Born in the Czech Republic in 1918, Popper’s initial occupations included textile engineer and wireless operator in the Royal Air Force. After moving to Paris with his wife, the painter Hella Guth, Popper received a doctorate from the Sorbonne, where his initial focus on Marcel Proust transformed into a dissertation focused on kinetic art. His interest in the field developed in the early ’50s, after he encountered the work of sculptors George Rickey, Nicholas Schöffer, and Frank Malina. Published the same year as Jack Burnham’s “Systems Esthetics” and Beyond Modern Sculpture, Popper’s 1968 book Origins and Development of Kinetic Art considered the role of movement in art dating back to 1860, drawing a direct line between Impressionism and kineticism.

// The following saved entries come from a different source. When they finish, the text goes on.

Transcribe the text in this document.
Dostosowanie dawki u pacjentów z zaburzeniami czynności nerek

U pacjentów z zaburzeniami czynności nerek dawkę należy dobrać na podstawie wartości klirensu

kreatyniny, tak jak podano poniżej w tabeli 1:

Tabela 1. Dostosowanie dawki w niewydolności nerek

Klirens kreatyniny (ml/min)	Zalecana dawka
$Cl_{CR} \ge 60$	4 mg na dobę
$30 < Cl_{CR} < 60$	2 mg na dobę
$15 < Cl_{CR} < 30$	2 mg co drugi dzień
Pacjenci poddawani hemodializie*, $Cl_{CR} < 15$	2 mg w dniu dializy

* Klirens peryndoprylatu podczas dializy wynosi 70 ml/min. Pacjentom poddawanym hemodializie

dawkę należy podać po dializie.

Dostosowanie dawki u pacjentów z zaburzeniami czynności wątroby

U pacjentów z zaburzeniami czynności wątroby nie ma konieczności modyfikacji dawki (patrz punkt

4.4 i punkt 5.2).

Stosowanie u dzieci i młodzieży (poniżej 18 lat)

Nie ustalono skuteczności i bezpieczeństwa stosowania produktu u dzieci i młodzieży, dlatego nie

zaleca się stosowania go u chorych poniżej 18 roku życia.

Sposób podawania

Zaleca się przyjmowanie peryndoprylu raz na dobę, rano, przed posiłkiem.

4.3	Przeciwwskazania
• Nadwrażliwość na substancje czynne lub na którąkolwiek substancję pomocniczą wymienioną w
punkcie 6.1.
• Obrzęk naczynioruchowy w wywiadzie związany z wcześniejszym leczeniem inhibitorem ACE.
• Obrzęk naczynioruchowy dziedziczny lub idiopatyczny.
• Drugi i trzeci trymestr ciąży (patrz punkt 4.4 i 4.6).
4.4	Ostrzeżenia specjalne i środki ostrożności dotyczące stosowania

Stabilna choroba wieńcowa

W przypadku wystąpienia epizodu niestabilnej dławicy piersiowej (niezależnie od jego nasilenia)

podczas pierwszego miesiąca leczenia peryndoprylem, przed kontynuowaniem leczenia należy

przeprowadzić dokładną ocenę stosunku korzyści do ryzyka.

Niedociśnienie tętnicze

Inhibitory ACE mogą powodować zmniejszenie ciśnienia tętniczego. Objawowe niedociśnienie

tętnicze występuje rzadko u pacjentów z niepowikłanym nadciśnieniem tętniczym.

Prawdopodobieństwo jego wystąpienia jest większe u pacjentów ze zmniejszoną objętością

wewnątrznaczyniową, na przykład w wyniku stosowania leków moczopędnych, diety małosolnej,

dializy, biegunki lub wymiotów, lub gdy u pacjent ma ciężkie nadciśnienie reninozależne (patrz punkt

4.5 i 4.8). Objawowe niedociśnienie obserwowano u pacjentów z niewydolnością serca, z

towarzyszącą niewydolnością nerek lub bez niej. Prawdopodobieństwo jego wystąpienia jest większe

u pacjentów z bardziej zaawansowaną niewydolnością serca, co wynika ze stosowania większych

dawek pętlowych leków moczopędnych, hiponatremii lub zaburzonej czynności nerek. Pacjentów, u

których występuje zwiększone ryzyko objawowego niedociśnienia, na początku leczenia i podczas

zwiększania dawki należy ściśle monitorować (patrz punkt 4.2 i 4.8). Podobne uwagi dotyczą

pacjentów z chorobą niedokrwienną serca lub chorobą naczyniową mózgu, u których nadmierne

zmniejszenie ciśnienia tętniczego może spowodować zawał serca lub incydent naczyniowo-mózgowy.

His next book, Art—Action and Participation (New York University Press, 1975), explored “spectator participation” as a central tenant of modernism.

With Art of the Electronic Age (Harry N. Abrams, 1993), Popper argued that “technological” art had given way, in the early 1980s, to what he termed “Virtual” art, a set of practices that humanized technology through interactivity—for him, the term clarified that “we were in the presence not only of reality itself but also of the simulation of reality.” His other titles include Reflexions sur l'exil, l'art et l'Europe: Entretiens avec Aline Dallier (Reflections on Exile, Art, and Europe: Interviews with Aline Dallier; Klincksieck, 1998) and From Technological to Virtual Art (MIT Press, 2007). Popper will be buried in Paris’s Père Lachaise Cemetery.